The customer maintenance analytics capability has three manifestations: evaluating customer experience at all touchpoints with the help of data analysis methods; assessing the performance of loyalty strategies based on evidence derived from data analysis; and designing cross-selling strategies (exploitation of complementary products) based on customer consumption pattern data.
The customer economic evaluation analytics capability is manifested through the practices of analyzing transactional data to identify the best customers for the company; and examining the level of customer retention based on data analysis.
In addition to the three-dimensional model, a unidimensional model is also provided, which meets the criteria of fit, validity, reliability, and equity. This model is useful when entrepreneurs or scholars aim to capture the essential trait of CAC without delving into the dimensions that compose it. This trait combines capabilities to capture and retain customers within the organization.
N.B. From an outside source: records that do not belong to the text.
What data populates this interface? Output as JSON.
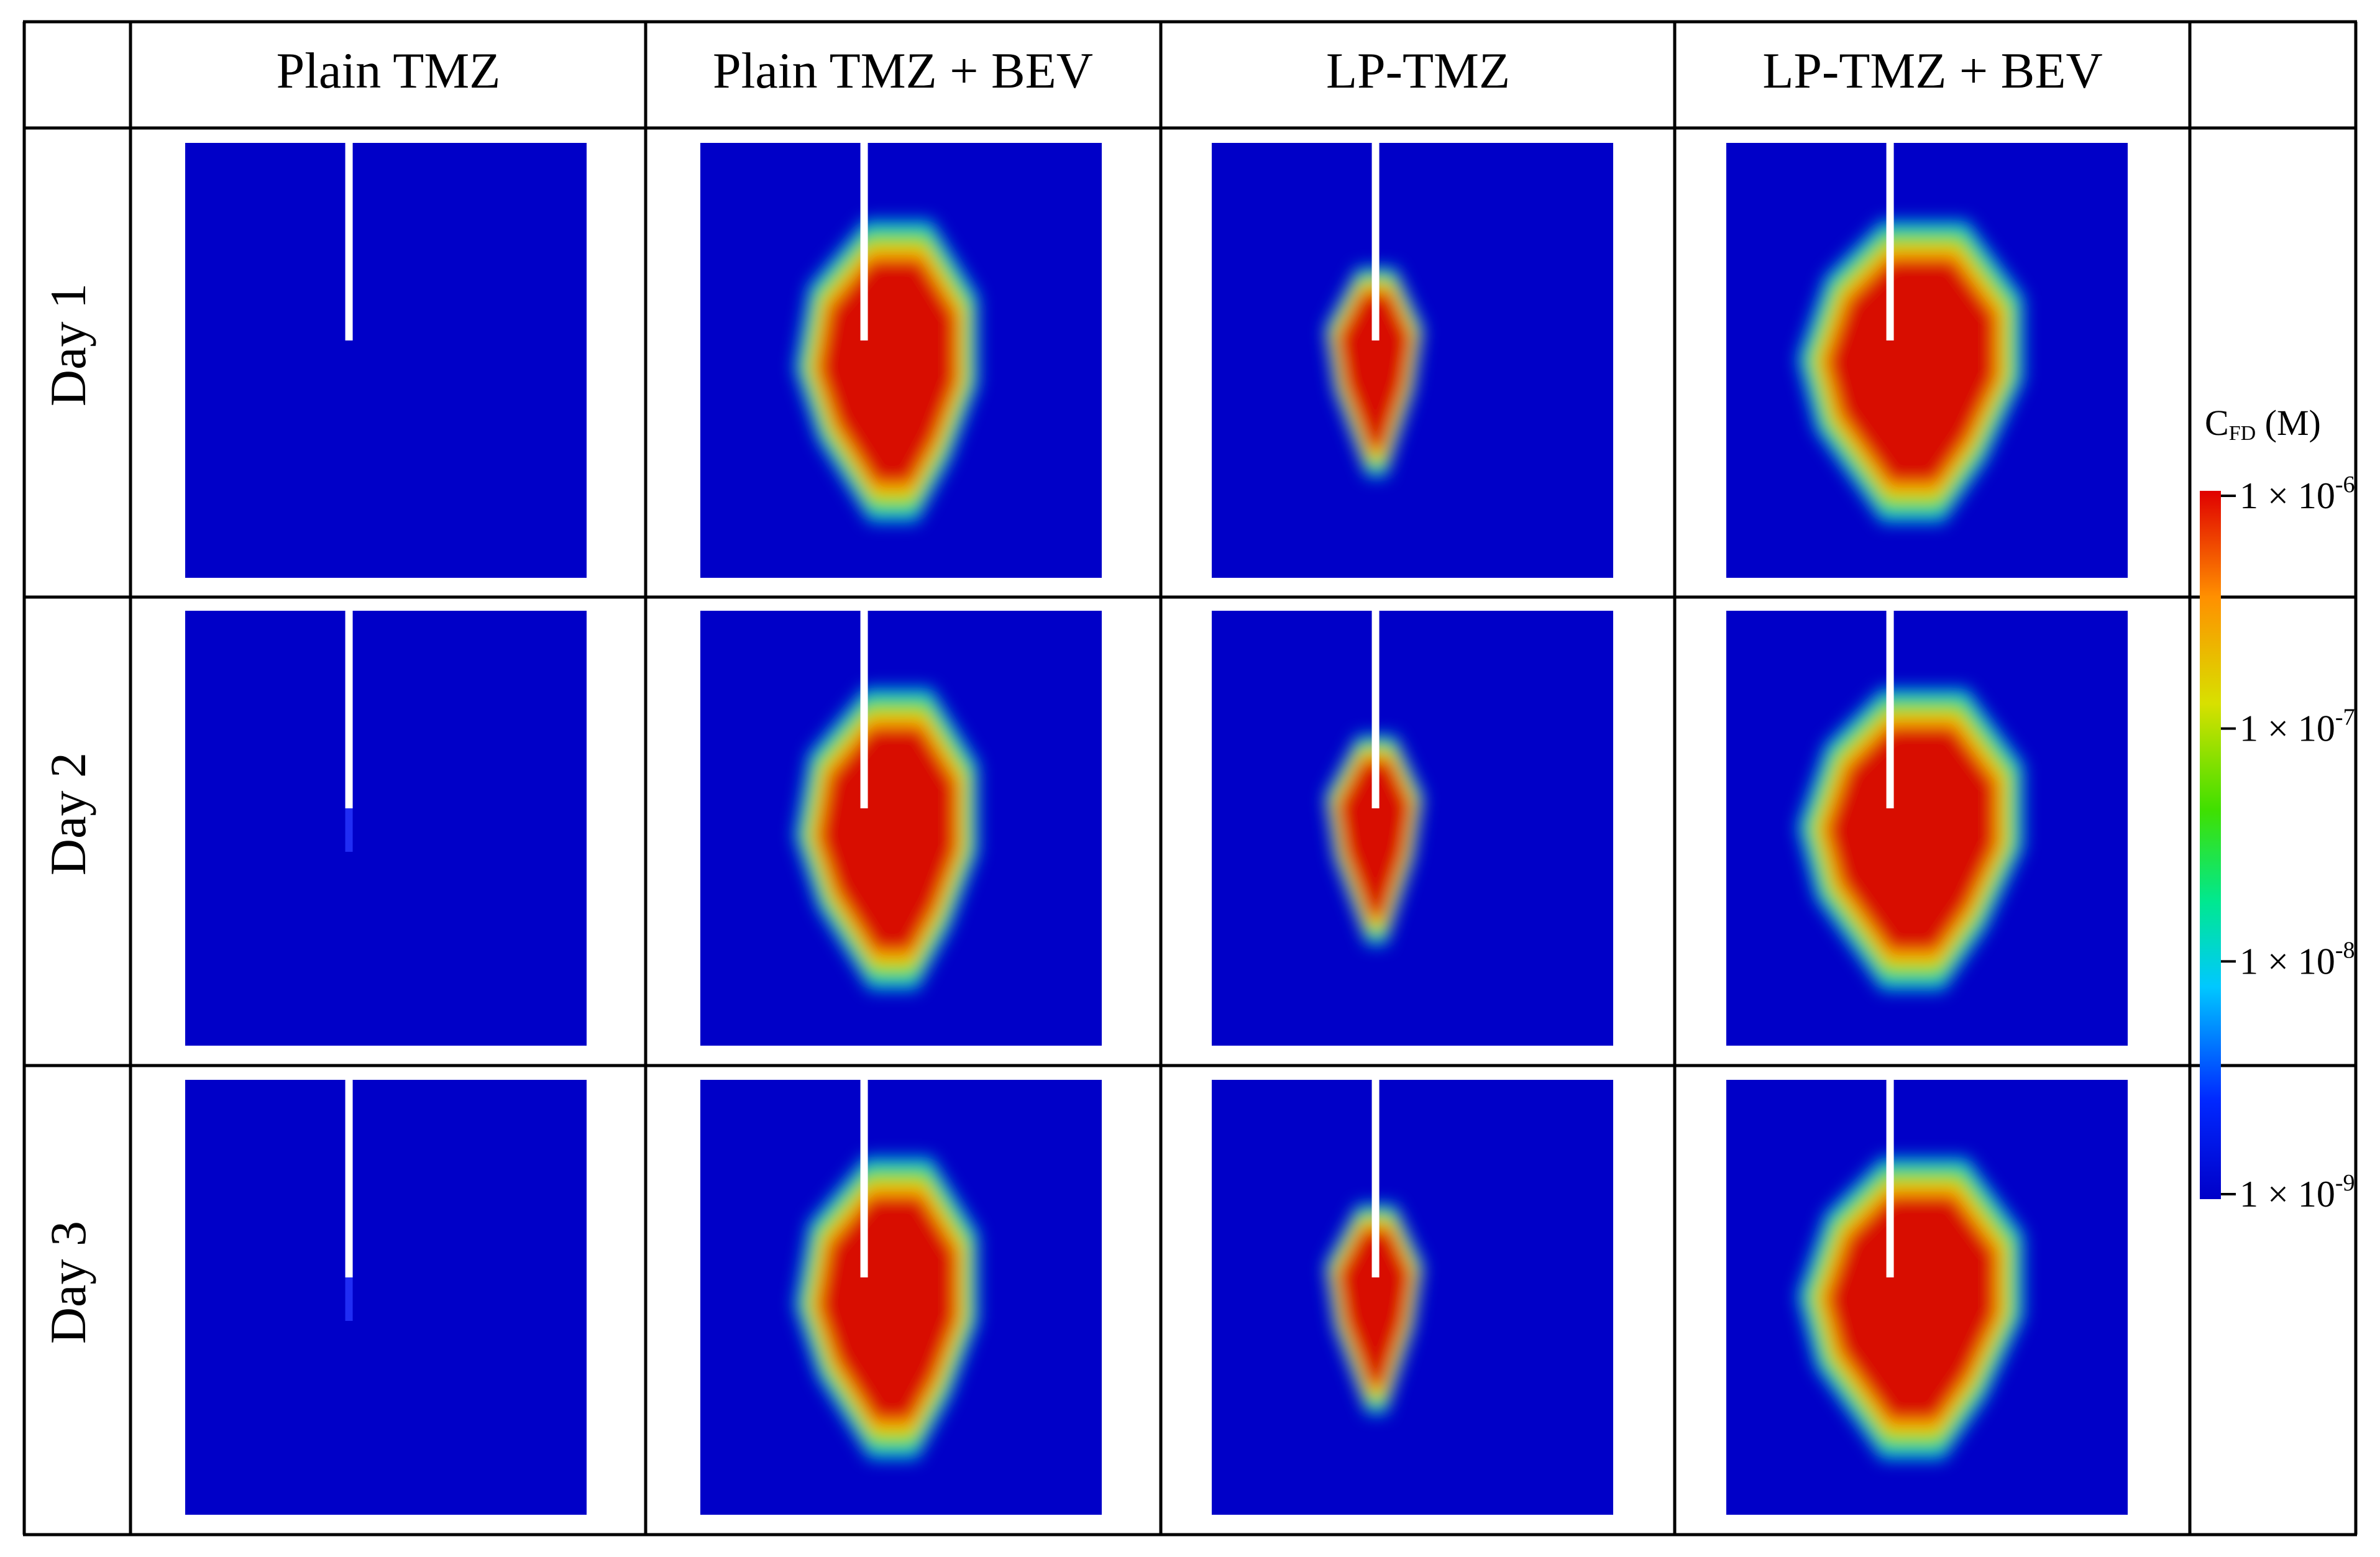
{
  "columns": [
    {
      "id": "plain-tmz",
      "label": "Plain TMZ"
    },
    {
      "id": "plain-tmz-bev",
      "label": "Plain TMZ + BEV"
    },
    {
      "id": "lp-tmz",
      "label": "LP-TMZ"
    },
    {
      "id": "lp-tmz-bev",
      "label": "LP-TMZ + BEV"
    }
  ],
  "rows": [
    {
      "id": "day-1",
      "label": "Day 1"
    },
    {
      "id": "day-2",
      "label": "Day 2"
    },
    {
      "id": "day-3",
      "label": "Day 3"
    }
  ],
  "colorbar": {
    "title_main": "C",
    "title_sub": "FD",
    "title_unit": " (M)",
    "scale": "log",
    "colormap": [
      "#0000c8",
      "#0020ff",
      "#00c8ff",
      "#00e890",
      "#40e000",
      "#d8e000",
      "#ff9000",
      "#e00000"
    ],
    "ticks": [
      {
        "mantissa": "1 × 10",
        "exponent": "-6",
        "value": 1e-06
      },
      {
        "mantissa": "1 × 10",
        "exponent": "-7",
        "value": 1e-07
      },
      {
        "mantissa": "1 × 10",
        "exponent": "-8",
        "value": 1e-08
      },
      {
        "mantissa": "1 × 10",
        "exponent": "-9",
        "value": 1e-09
      }
    ]
  },
  "colors": {
    "background_field": "#0000c8",
    "needle": "#ffffff",
    "high": "#d81000",
    "grid": "#000000"
  }
}
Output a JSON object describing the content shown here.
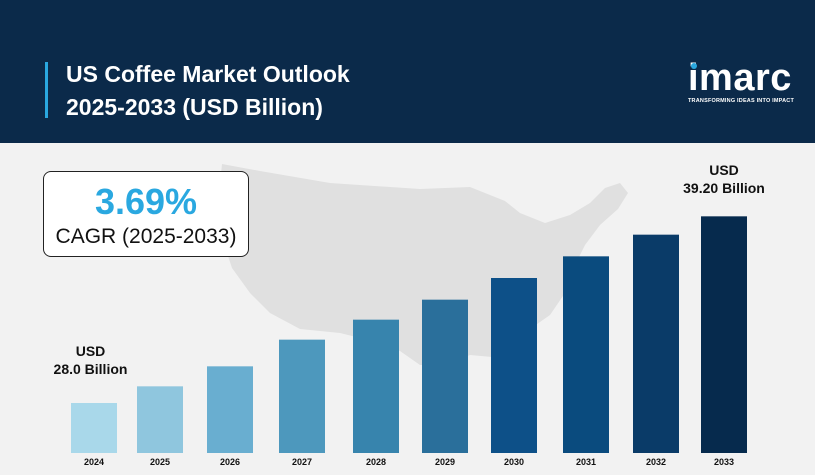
{
  "header": {
    "title_line1": "US Coffee Market Outlook",
    "title_line2": "2025-2033 (USD Billion)"
  },
  "logo": {
    "word": "imarc",
    "tagline": "TRANSFORMING IDEAS INTO IMPACT"
  },
  "cagr": {
    "value": "3.69%",
    "label": "CAGR (2025-2033)"
  },
  "callouts": {
    "start_currency": "USD",
    "start_value": "28.0 Billion",
    "end_currency": "USD",
    "end_value": "39.20 Billion"
  },
  "colors": {
    "header_bg": "#0b2a4a",
    "accent": "#2aa8e0",
    "bar_gradient": [
      "#a9d8ea",
      "#8fc6de",
      "#69aed0",
      "#4d98bd",
      "#3784ad",
      "#2a6f9b",
      "#0d5088",
      "#0a4b7e",
      "#0a3b68",
      "#062a4d"
    ]
  },
  "chart_data": {
    "type": "bar",
    "categories": [
      "2024",
      "2025",
      "2026",
      "2027",
      "2028",
      "2029",
      "2030",
      "2031",
      "2032",
      "2033"
    ],
    "values": [
      28.0,
      29.0,
      30.2,
      31.8,
      33.0,
      34.2,
      35.5,
      36.8,
      38.1,
      39.2
    ],
    "ylim": [
      25.0,
      39.7
    ],
    "grid": false,
    "legend": "none"
  }
}
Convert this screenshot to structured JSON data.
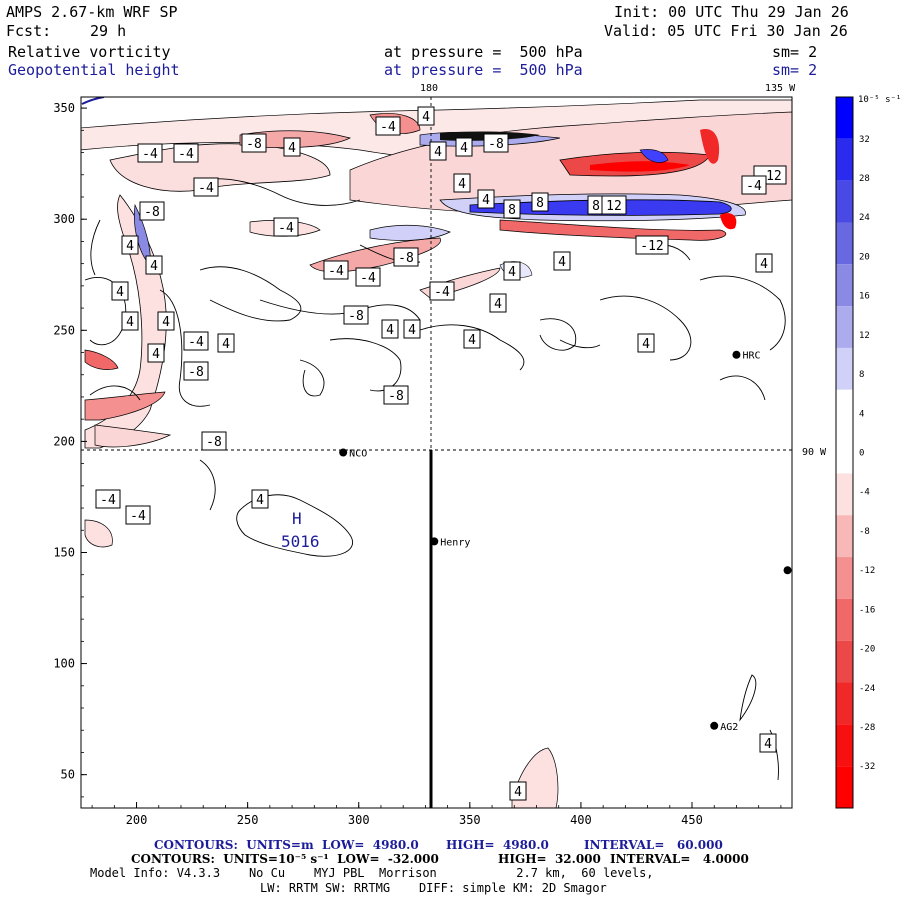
{
  "header": {
    "model": "AMPS 2.67-km WRF SP",
    "init": "Init: 00 UTC Thu 29 Jan 26",
    "fcst_label": "Fcst:",
    "fcst_value": "29 h",
    "valid": "Valid: 05 UTC Fri 30 Jan 26",
    "field1": "Relative vorticity",
    "field1_level": "at pressure =  500 hPa",
    "field1_sm": "sm= 2",
    "field2": "Geopotential height",
    "field2_level": "at pressure =  500 hPa",
    "field2_sm": "sm= 2"
  },
  "map_labels": {
    "lon_180": "180",
    "lon_135w": "135 W",
    "lat_90w": "90 W",
    "high_letter": "H",
    "high_value": "5016"
  },
  "stations": [
    {
      "name": "NCO",
      "x": 293,
      "y": 195
    },
    {
      "name": "Henry",
      "x": 334,
      "y": 155
    },
    {
      "name": "HRC",
      "x": 470,
      "y": 239
    },
    {
      "name": "AG2",
      "x": 460,
      "y": 72
    },
    {
      "name": "",
      "x": 493,
      "y": 142
    }
  ],
  "contour_labels": [
    "-4",
    "-4",
    "-8",
    "-4",
    "-8",
    "-4",
    "-4",
    "-4",
    "-8",
    "-4",
    "-8",
    "-4",
    "-8",
    "-12",
    "8",
    "8",
    "8",
    "12",
    "-12",
    "4",
    "4",
    "4",
    "4",
    "4",
    "4",
    "4",
    "4",
    "4",
    "4",
    "4",
    "4",
    "4",
    "4",
    "4",
    "4",
    "4",
    "-4",
    "4",
    "4",
    "4",
    "-4",
    "4",
    "-8",
    "-8",
    "-8",
    "-4",
    "-4",
    "4",
    "4",
    "4"
  ],
  "colorbar": {
    "unit": "10⁻⁵ s⁻¹",
    "ticks": [
      "32",
      "28",
      "24",
      "20",
      "16",
      "12",
      "8",
      "4",
      "0",
      "-4",
      "-8",
      "-12",
      "-16",
      "-20",
      "-24",
      "-28",
      "-32"
    ],
    "colors": [
      "#0000ff",
      "#2b2bf0",
      "#4949e6",
      "#6868e0",
      "#8a8ae4",
      "#ababee",
      "#d0d0f8",
      "#ffffff",
      "#ffffff",
      "#fde0e0",
      "#f8b8b8",
      "#f49090",
      "#f06868",
      "#ec4848",
      "#f02828",
      "#f81010",
      "#ff0000"
    ]
  },
  "footer": {
    "line1_a": "CONTOURS:  UNITS=m  LOW=  4980.0",
    "line1_b": "HIGH=  4980.0",
    "line1_c": "INTERVAL=   60.000",
    "line2_a": "CONTOURS:  UNITS=10⁻⁵ s⁻¹  LOW=  -32.000",
    "line2_b": "HIGH=  32.000",
    "line2_c": "INTERVAL=   4.0000",
    "line3": "Model Info: V4.3.3    No Cu    MYJ PBL  Morrison           2.7 km,  60 levels,",
    "line4": "LW: RRTM SW: RRTMG    DIFF: simple KM: 2D Smagor"
  },
  "chart_data": {
    "type": "heatmap",
    "title": "Relative vorticity / Geopotential height at 500 hPa",
    "x_ticks": [
      "200",
      "250",
      "300",
      "350",
      "400",
      "450"
    ],
    "y_ticks": [
      "350",
      "300",
      "250",
      "200",
      "150",
      "100",
      "50"
    ],
    "xlim": [
      175,
      495
    ],
    "ylim": [
      35,
      355
    ],
    "vorticity_range": [
      -32,
      32
    ],
    "vorticity_interval": 4,
    "height_contour_interval_m": 60
  }
}
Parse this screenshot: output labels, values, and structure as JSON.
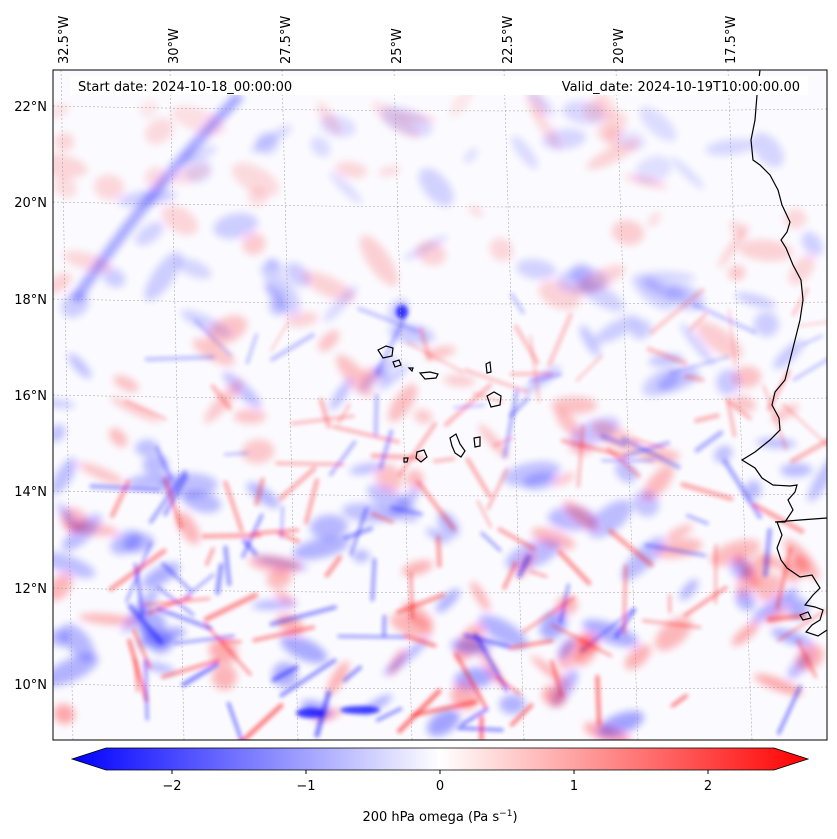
{
  "header": {
    "start_date": "Start date: 2024-10-18_00:00:00",
    "valid_date": "Valid_date: 2024-10-19T10:00:00.00"
  },
  "map": {
    "lon_labels": [
      "32.5°W",
      "30°W",
      "27.5°W",
      "25°W",
      "22.5°W",
      "20°W",
      "17.5°W"
    ],
    "lat_labels": [
      "22°N",
      "20°N",
      "18°N",
      "16°N",
      "14°N",
      "12°N",
      "10°N"
    ],
    "lon_range": [
      -32.5,
      -15.0
    ],
    "lat_range": [
      9.0,
      22.8
    ],
    "gridlines": true,
    "colormap": "bwr",
    "negative_color": "#0000ff",
    "positive_color": "#ff0000"
  },
  "colorbar": {
    "ticks": [
      "−2",
      "−1",
      "0",
      "1",
      "2"
    ],
    "label": "200 hPa omega (Pa s",
    "label_sup": "−1",
    "label_end": ")",
    "range": [
      -2.75,
      2.75
    ]
  }
}
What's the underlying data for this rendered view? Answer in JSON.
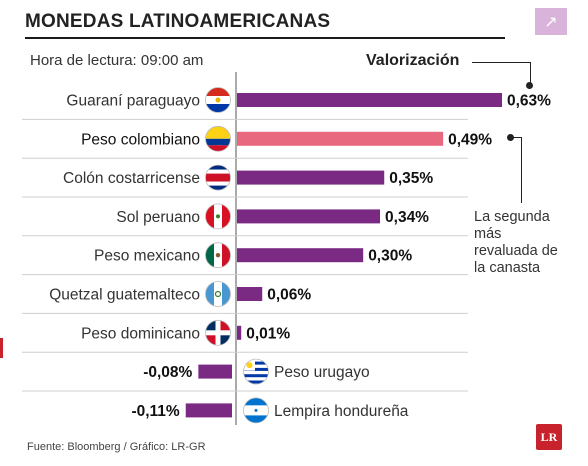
{
  "title": "MONEDAS LATINOAMERICANAS",
  "subtitle": "Hora de lectura: 09:00 am",
  "corner_icon": "arrow-up-right-icon",
  "annotation": {
    "label": "Valorización",
    "note": "La segunda más revaluada de la canasta"
  },
  "source": "Fuente: Bloomberg / Gráfico: LR-GR",
  "logo_text": "LR",
  "colors": {
    "bar": "#7b2a84",
    "highlight": "#e8687f",
    "accent": "#c8232c"
  },
  "chart_data": {
    "type": "bar",
    "orientation": "horizontal",
    "unit": "%",
    "categories": [
      "Guaraní paraguayo",
      "Peso colombiano",
      "Colón costarricense",
      "Sol peruano",
      "Peso mexicano",
      "Quetzal guatemalteco",
      "Peso dominicano",
      "Peso urugayo",
      "Lempira hondureña"
    ],
    "values": [
      0.63,
      0.49,
      0.35,
      0.34,
      0.3,
      0.06,
      0.01,
      -0.08,
      -0.11
    ],
    "value_labels": [
      "0,63%",
      "0,49%",
      "0,35%",
      "0,34%",
      "0,30%",
      "0,06%",
      "0,01%",
      "-0,08%",
      "-0,11%"
    ],
    "flags": [
      "paraguay-flag-icon",
      "colombia-flag-icon",
      "costa-rica-flag-icon",
      "peru-flag-icon",
      "mexico-flag-icon",
      "guatemala-flag-icon",
      "dominican-republic-flag-icon",
      "uruguay-flag-icon",
      "honduras-flag-icon"
    ],
    "highlight": "Peso colombiano",
    "xlim": [
      -0.11,
      0.63
    ]
  }
}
The developed scales allow researchers to capture reliable and valid data on CAC in a more efficient way. Furthermore, by being able to measure the construct, researchers will be able to relate CAC to other constructs, such as organizational performance, in future studies. Likewise, it enables business owners to make organizational diagnoses on CAC and provides a basis for configuring or reconfiguring analytics departments by proposing an agenda of content to be addressed by them.
7. Limitations
The fieldwork conducted for the development of the measurement model was limited to Colombian organizations. Future studies are suggested to contrast the results with empirical evidence from other geographical contexts. Additionally, the sample size of respondents was small and not strictly random, as it was selected from a group of professionals with LinkedIn profiles who responded to invitations. Furthermore, while the existence of a factor with two items in the proposed scale was argued, this fact constitutes an opportunity for future research to incorporate new empirical manifestations into this factor.